L'administration Trump a récemment abrogé une décision scientifique majeure qui établissait un lien entre la pollution réchauffant la planète et les risques pour la santé humaine. Cette action a déclenché une vague de contestations juridiques de la part de plusieurs groupes environnementaux et de santé publique, menant à une bataille légale qui pourrait redéfinir la capacité de l'Agence américaine de protection de l'environnement (EPA) à réguler les émissions.
Cette initiative représente l'un des objectifs de déréglementation les plus audacieux de l'administration. Le processus est loin d'être terminé, car il entre maintenant dans une phase judiciaire qui pourrait durer plusieurs années. Des opposants de poids se préparent à une longue confrontation.
Points Clés
- L'administration Trump a annulé la conclusion sur le danger des gaz à effet de serre.
- De nombreux groupes environnementaux et de santé publique ont intenté des poursuites.
- La bataille juridique pourrait atteindre la Cour Suprême.
- L'enjeu est la capacité future de l'EPA à réguler la pollution climatique.
- L'argument principal de l'EPA repose sur la juridiction et la nature globale du problème.
La genèse d'une confrontation juridique
L'histoire de cette confrontation remonte à 2007. À l'époque, l'affaire historique Massachusetts v.

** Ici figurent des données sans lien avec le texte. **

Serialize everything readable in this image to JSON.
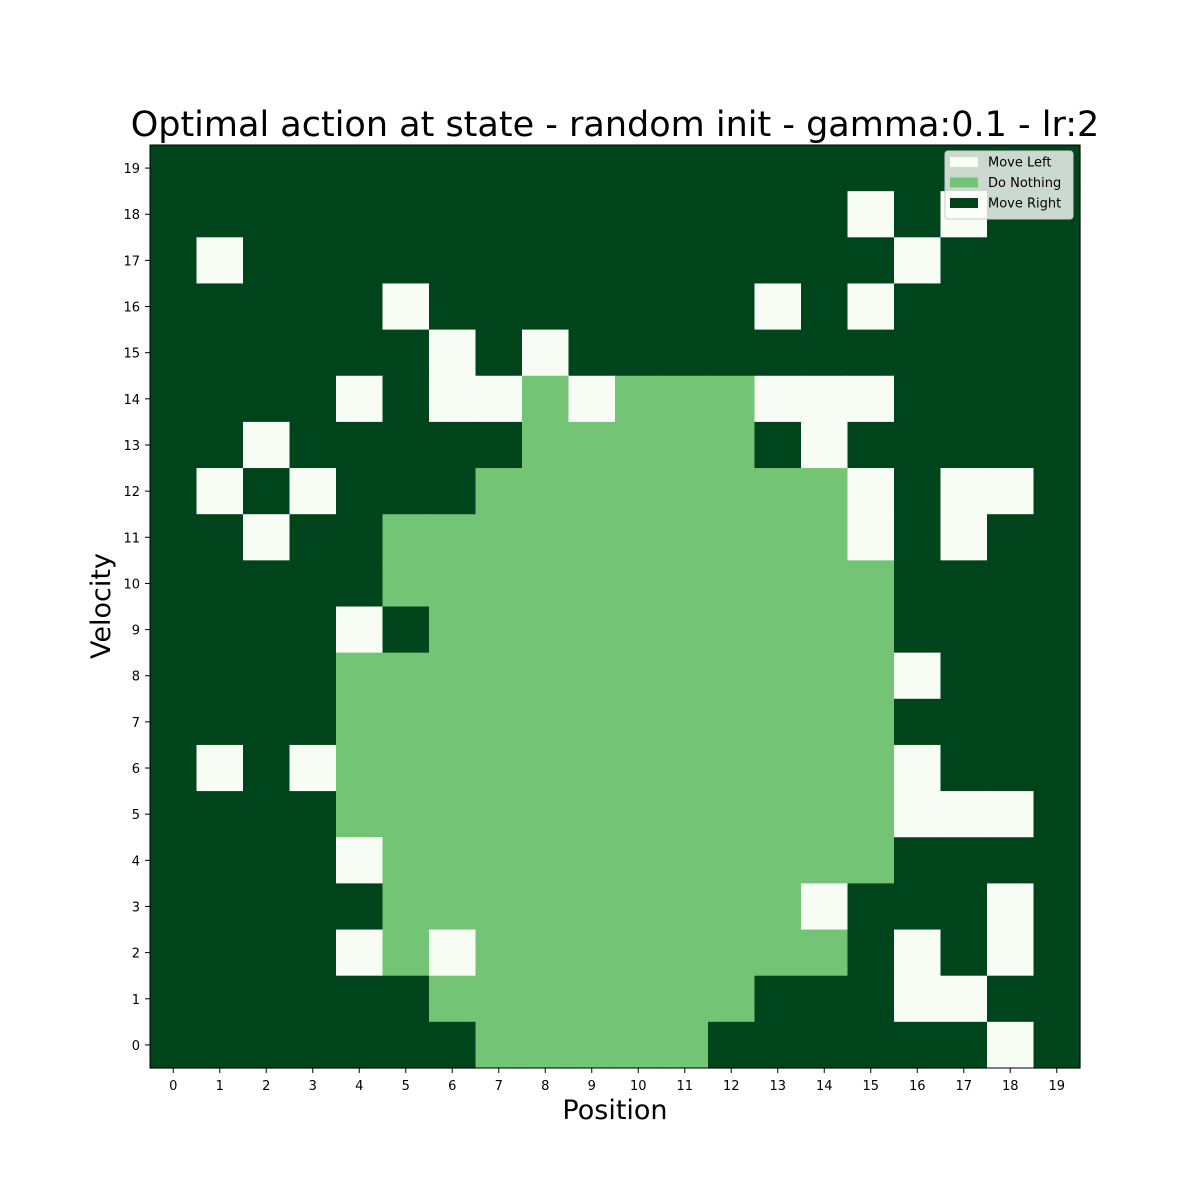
{
  "chart_data": {
    "type": "heatmap",
    "title": "Optimal action at state - random init - gamma:0.1 - lr:2",
    "xlabel": "Position",
    "ylabel": "Velocity",
    "x_ticks": [
      "0",
      "1",
      "2",
      "3",
      "4",
      "5",
      "6",
      "7",
      "8",
      "9",
      "10",
      "11",
      "12",
      "13",
      "14",
      "15",
      "16",
      "17",
      "18",
      "19"
    ],
    "y_ticks": [
      "0",
      "1",
      "2",
      "3",
      "4",
      "5",
      "6",
      "7",
      "8",
      "9",
      "10",
      "11",
      "12",
      "13",
      "14",
      "15",
      "16",
      "17",
      "18",
      "19"
    ],
    "grid": false,
    "legend_position": "top-right",
    "legend": [
      {
        "label": "Move Left",
        "value": 0,
        "color": "#f7fcf5"
      },
      {
        "label": "Do Nothing",
        "value": 1,
        "color": "#74c476"
      },
      {
        "label": "Move Right",
        "value": 2,
        "color": "#00441b"
      }
    ],
    "grid_rows_top_to_bottom_velocity_19_to_0": [
      [
        2,
        2,
        2,
        2,
        2,
        2,
        2,
        2,
        2,
        2,
        2,
        2,
        2,
        2,
        2,
        2,
        2,
        2,
        2,
        2
      ],
      [
        2,
        2,
        2,
        2,
        2,
        2,
        2,
        2,
        2,
        2,
        2,
        2,
        2,
        2,
        2,
        0,
        2,
        0,
        2,
        2
      ],
      [
        2,
        0,
        2,
        2,
        2,
        2,
        2,
        2,
        2,
        2,
        2,
        2,
        2,
        2,
        2,
        2,
        0,
        2,
        2,
        2
      ],
      [
        2,
        2,
        2,
        2,
        2,
        0,
        2,
        2,
        2,
        2,
        2,
        2,
        2,
        0,
        2,
        0,
        2,
        2,
        2,
        2
      ],
      [
        2,
        2,
        2,
        2,
        2,
        2,
        0,
        2,
        0,
        2,
        2,
        2,
        2,
        2,
        2,
        2,
        2,
        2,
        2,
        2
      ],
      [
        2,
        2,
        2,
        2,
        0,
        2,
        0,
        0,
        1,
        0,
        1,
        1,
        1,
        0,
        0,
        0,
        2,
        2,
        2,
        2
      ],
      [
        2,
        2,
        0,
        2,
        2,
        2,
        2,
        2,
        1,
        1,
        1,
        1,
        1,
        2,
        0,
        2,
        2,
        2,
        2,
        2
      ],
      [
        2,
        0,
        2,
        0,
        2,
        2,
        2,
        1,
        1,
        1,
        1,
        1,
        1,
        1,
        1,
        0,
        2,
        0,
        0,
        2
      ],
      [
        2,
        2,
        0,
        2,
        2,
        1,
        1,
        1,
        1,
        1,
        1,
        1,
        1,
        1,
        1,
        0,
        2,
        0,
        2,
        2
      ],
      [
        2,
        2,
        2,
        2,
        2,
        1,
        1,
        1,
        1,
        1,
        1,
        1,
        1,
        1,
        1,
        1,
        2,
        2,
        2,
        2
      ],
      [
        2,
        2,
        2,
        2,
        0,
        2,
        1,
        1,
        1,
        1,
        1,
        1,
        1,
        1,
        1,
        1,
        2,
        2,
        2,
        2
      ],
      [
        2,
        2,
        2,
        2,
        1,
        1,
        1,
        1,
        1,
        1,
        1,
        1,
        1,
        1,
        1,
        1,
        0,
        2,
        2,
        2
      ],
      [
        2,
        2,
        2,
        2,
        1,
        1,
        1,
        1,
        1,
        1,
        1,
        1,
        1,
        1,
        1,
        1,
        2,
        2,
        2,
        2
      ],
      [
        2,
        0,
        2,
        0,
        1,
        1,
        1,
        1,
        1,
        1,
        1,
        1,
        1,
        1,
        1,
        1,
        0,
        2,
        2,
        2
      ],
      [
        2,
        2,
        2,
        2,
        1,
        1,
        1,
        1,
        1,
        1,
        1,
        1,
        1,
        1,
        1,
        1,
        0,
        0,
        0,
        2
      ],
      [
        2,
        2,
        2,
        2,
        0,
        1,
        1,
        1,
        1,
        1,
        1,
        1,
        1,
        1,
        1,
        1,
        2,
        2,
        2,
        2
      ],
      [
        2,
        2,
        2,
        2,
        2,
        1,
        1,
        1,
        1,
        1,
        1,
        1,
        1,
        1,
        0,
        2,
        2,
        2,
        0,
        2
      ],
      [
        2,
        2,
        2,
        2,
        0,
        1,
        0,
        1,
        1,
        1,
        1,
        1,
        1,
        1,
        1,
        2,
        0,
        2,
        0,
        2
      ],
      [
        2,
        2,
        2,
        2,
        2,
        2,
        1,
        1,
        1,
        1,
        1,
        1,
        1,
        2,
        2,
        2,
        0,
        0,
        2,
        2
      ],
      [
        2,
        2,
        2,
        2,
        2,
        2,
        2,
        1,
        1,
        1,
        1,
        1,
        2,
        2,
        2,
        2,
        2,
        2,
        0,
        2
      ]
    ]
  }
}
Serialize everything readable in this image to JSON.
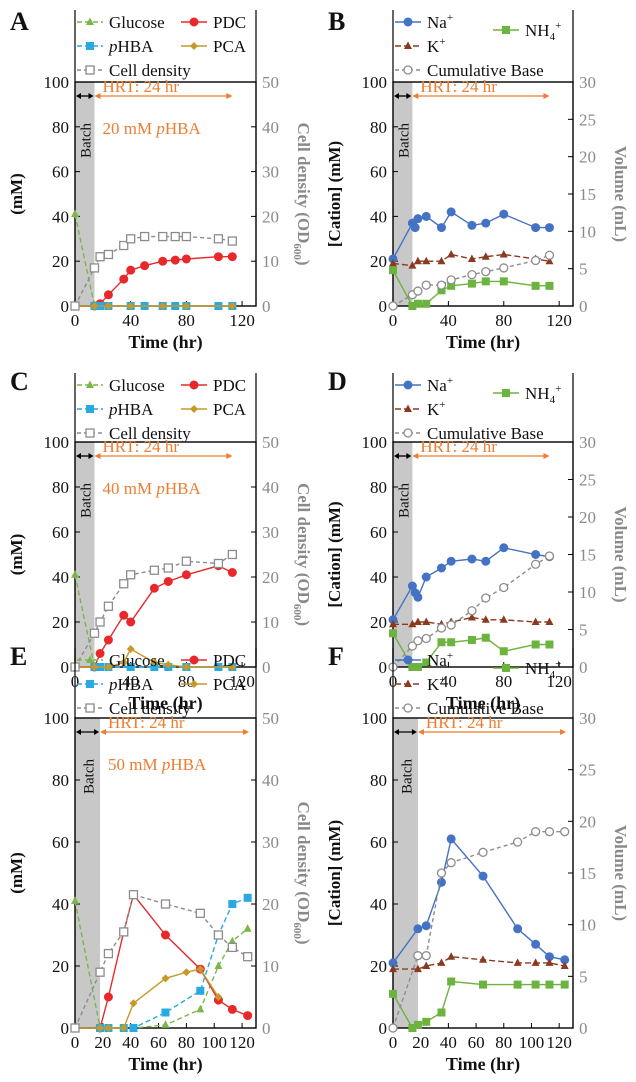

EPA devant la Cour Suprême a conclu que les gaz à effet de serre répondaient à la définition d'un «polluant atmosphérique» en vertu de la loi sur l'air pur (Clean Air Act). Cette décision a octroyé à l'EPA l'autorité de les réguler. Deux ans plus tard, cette décision a donné naissance à la «conclusion sur le danger» (endangerment finding), qui est maintenant la cible de l'administration actuelle.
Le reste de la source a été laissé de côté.